First, empathize by putting yourself in the shoes of a customer who has a checking account with the bank.

  • Do the colors and labels make sense in the visualization?
  • How easy is it to set or change a budget?
  • When you click on a spending category in the donut chart, are the transactions in the category displayed?

What is the main purpose of the data visualization? If you answered that it was to help customers stay within budget or to save money, you are right! Saving money was a top customer need for the dashboard.

Define

Now, imagine that you are helping dashboard designers define other things that customers might want to achieve besides saving money.

What other data visualizations might be needed?

  • Track income (in addition to spending)
  • Track other spending that doesn’t neatly fit into the set categories (this is sometimes called discretionary spending)
  • Pay off debt

Can you think of anything else?

Ideate

Next, ideate additional features for the dashboard and share them with the software development team.

  • What new data visualizations would help customers?
  • Would you recommend bar charts or line charts in addition to the standard donut chart?
  • Would you recommend allowing users to create their own (custom) categories?
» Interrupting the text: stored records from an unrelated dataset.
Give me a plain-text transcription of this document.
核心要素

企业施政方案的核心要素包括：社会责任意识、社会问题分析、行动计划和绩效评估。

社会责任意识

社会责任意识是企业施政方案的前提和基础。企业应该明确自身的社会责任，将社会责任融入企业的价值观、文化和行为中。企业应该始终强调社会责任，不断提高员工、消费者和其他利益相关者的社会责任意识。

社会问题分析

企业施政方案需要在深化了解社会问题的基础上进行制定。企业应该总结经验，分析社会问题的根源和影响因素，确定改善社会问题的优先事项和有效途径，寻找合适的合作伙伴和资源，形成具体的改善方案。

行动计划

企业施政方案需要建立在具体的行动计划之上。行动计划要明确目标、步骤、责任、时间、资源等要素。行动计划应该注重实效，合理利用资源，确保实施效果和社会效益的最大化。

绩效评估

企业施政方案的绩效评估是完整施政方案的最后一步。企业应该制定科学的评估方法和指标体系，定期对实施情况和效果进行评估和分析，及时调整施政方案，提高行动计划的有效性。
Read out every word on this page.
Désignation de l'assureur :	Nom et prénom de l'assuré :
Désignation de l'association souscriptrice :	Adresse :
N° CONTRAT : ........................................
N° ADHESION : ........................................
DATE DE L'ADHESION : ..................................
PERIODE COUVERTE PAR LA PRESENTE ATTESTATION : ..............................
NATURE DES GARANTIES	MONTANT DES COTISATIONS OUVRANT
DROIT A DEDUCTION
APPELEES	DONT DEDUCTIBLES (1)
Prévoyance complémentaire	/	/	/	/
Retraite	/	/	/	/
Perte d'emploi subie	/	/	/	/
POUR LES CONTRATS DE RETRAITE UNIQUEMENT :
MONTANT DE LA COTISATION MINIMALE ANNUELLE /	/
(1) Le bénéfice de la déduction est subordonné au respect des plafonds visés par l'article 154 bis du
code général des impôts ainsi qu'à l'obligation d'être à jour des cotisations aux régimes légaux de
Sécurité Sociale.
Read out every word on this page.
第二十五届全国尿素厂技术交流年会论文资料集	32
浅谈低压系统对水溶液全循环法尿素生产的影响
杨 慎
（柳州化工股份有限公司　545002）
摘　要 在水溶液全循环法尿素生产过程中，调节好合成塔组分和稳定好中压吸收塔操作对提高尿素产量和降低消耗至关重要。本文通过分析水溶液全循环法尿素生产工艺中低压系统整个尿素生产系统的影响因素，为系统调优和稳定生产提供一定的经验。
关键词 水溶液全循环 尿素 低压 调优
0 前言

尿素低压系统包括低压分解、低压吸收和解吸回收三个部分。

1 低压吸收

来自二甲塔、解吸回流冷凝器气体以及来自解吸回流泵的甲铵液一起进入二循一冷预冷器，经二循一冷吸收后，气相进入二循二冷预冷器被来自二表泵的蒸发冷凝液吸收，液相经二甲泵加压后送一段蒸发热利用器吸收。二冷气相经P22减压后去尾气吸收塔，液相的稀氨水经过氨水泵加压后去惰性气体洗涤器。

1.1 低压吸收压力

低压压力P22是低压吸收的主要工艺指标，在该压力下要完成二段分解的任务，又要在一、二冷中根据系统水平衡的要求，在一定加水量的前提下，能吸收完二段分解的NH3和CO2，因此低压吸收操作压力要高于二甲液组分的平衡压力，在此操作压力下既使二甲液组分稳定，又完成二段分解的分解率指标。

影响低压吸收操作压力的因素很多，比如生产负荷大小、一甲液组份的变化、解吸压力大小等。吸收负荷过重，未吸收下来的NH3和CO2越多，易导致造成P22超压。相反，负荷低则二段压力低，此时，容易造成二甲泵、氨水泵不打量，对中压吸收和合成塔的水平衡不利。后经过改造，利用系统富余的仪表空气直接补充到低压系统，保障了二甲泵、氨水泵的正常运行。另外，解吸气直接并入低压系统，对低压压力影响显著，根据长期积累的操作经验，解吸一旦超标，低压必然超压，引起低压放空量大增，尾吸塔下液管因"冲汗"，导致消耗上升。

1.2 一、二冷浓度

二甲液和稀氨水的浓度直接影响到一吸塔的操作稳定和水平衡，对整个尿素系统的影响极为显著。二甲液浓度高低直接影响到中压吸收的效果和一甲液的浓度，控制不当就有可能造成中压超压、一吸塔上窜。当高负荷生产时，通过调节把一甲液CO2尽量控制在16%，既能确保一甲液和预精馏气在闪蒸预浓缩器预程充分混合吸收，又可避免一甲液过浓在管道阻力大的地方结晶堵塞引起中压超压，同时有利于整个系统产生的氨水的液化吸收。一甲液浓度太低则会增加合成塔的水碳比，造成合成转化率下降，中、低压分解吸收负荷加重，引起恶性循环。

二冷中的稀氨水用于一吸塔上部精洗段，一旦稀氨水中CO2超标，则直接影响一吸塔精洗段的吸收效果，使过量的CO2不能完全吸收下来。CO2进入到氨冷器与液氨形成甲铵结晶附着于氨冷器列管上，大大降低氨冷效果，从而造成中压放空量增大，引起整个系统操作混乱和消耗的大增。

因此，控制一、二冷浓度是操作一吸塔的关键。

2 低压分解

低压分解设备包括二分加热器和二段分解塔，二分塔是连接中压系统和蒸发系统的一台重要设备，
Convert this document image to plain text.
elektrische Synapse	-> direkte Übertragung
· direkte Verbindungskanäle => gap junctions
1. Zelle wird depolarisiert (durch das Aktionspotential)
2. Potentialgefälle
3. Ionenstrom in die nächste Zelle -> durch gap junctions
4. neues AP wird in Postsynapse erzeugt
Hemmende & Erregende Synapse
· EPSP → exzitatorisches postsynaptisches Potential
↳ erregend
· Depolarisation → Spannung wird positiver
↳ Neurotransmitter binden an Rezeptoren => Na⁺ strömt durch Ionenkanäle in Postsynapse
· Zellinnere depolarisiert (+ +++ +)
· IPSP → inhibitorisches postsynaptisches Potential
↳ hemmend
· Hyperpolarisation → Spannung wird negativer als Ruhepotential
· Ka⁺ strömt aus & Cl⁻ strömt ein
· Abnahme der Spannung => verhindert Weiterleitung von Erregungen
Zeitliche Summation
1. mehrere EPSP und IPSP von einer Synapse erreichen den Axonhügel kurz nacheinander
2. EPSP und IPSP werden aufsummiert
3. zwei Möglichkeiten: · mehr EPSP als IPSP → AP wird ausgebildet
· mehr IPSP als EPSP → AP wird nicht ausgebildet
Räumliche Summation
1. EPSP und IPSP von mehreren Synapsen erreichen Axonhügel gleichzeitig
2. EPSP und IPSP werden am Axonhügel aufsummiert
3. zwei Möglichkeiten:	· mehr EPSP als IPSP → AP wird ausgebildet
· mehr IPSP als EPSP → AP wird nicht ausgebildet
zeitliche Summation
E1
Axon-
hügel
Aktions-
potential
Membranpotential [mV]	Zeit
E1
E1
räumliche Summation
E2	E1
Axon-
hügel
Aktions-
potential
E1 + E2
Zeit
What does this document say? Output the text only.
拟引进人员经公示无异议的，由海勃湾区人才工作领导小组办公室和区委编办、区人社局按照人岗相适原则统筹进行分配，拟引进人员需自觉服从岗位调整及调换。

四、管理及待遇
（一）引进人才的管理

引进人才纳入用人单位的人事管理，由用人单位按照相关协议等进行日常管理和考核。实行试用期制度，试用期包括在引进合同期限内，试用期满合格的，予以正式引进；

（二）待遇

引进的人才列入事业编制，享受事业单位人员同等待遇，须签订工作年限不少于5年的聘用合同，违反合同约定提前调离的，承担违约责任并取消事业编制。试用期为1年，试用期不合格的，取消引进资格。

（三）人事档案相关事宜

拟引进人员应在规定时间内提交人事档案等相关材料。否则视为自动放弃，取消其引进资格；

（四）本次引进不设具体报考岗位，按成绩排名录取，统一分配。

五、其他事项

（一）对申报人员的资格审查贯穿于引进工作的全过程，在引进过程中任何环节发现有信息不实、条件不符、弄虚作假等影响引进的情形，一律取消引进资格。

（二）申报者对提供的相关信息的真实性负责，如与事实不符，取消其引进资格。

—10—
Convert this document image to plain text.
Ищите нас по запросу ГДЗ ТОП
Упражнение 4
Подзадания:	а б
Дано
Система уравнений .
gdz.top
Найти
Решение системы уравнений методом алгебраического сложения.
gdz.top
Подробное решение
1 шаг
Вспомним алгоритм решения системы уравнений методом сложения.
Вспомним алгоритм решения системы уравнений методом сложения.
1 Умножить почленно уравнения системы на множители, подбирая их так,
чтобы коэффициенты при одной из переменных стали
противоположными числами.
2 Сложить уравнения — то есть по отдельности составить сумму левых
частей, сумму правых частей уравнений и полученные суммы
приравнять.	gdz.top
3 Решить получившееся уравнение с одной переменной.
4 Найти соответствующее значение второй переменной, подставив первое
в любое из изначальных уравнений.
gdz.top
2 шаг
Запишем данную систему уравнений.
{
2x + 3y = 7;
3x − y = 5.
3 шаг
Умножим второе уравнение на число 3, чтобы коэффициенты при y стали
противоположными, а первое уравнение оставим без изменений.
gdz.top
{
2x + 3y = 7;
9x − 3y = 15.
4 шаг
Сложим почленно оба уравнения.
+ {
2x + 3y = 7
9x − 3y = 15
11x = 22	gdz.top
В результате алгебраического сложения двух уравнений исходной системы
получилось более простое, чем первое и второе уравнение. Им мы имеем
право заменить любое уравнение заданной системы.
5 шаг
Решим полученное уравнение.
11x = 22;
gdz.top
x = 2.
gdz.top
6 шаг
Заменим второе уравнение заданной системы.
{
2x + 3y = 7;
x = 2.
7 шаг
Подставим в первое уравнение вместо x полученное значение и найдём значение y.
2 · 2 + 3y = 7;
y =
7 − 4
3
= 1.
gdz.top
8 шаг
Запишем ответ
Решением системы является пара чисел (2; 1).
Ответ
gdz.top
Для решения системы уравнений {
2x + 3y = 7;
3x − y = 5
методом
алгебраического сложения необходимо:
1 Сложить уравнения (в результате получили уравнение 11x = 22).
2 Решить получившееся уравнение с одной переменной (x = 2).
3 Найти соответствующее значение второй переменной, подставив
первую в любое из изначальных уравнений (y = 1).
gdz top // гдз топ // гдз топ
Can you think of anything else?

Prototype

Finally, developers can prototype the next version of the dashboard with new and improved data visualizations.

Test

Developers can close the cycle by having you (and others) test the prototype before it is sent to stakeholders for review and approval.

Key takeaways

This design thinking example showed how important it is to:

  • Understand the needs of users
  • Generate new ideas for data visualizations
  • Make incremental improvements to data visualizations over time

You can refer to the following articles for more information about design thinking:

Test your knowledge on designing data visualizations

TOTAL POINTS 4

Question 1

Which element of design can add visual form to your data and help build the structure for your visualization?

  • Movement
  • Shape
  • Space
  • Line

Correct. Lines add visual form to your data and help build the structure for your visualization.

Question 2

Which of the following are elements for effective visuals? Select all that apply.

  • Clear meaning
  • Clear goal
  • Refined execution
  • Sophisticated use of contrast

Correct. The elements for effective visuals are clear meaning, sophisticated use of contrast, and refined execution.

Question 3

Fill in the blank: Design thinking is a process used to solve complex problems in a _____ way.

  • step-by-step
  • pre-attentive
  • action-oriented
  • user-centric

Correct. Design thinking is a process used to solve complex problems in a user-centric way. It enables data analysts to identify alternative strategies for visualizations.

Question 4

While creating a data visualization for your stakeholders, you realize certain colors might make it more difficult for your audience to understand the data. So, you choose colors that are more accessible. What phase of the design process does this represent?

  • Test
  • Empathize
  • Prototype
  • Define

Correct. Considering appropriate colors for a visualization is part of the empathize design phase. During the empathize phase, you consider the emotions and needs of the target audience for your data visualization.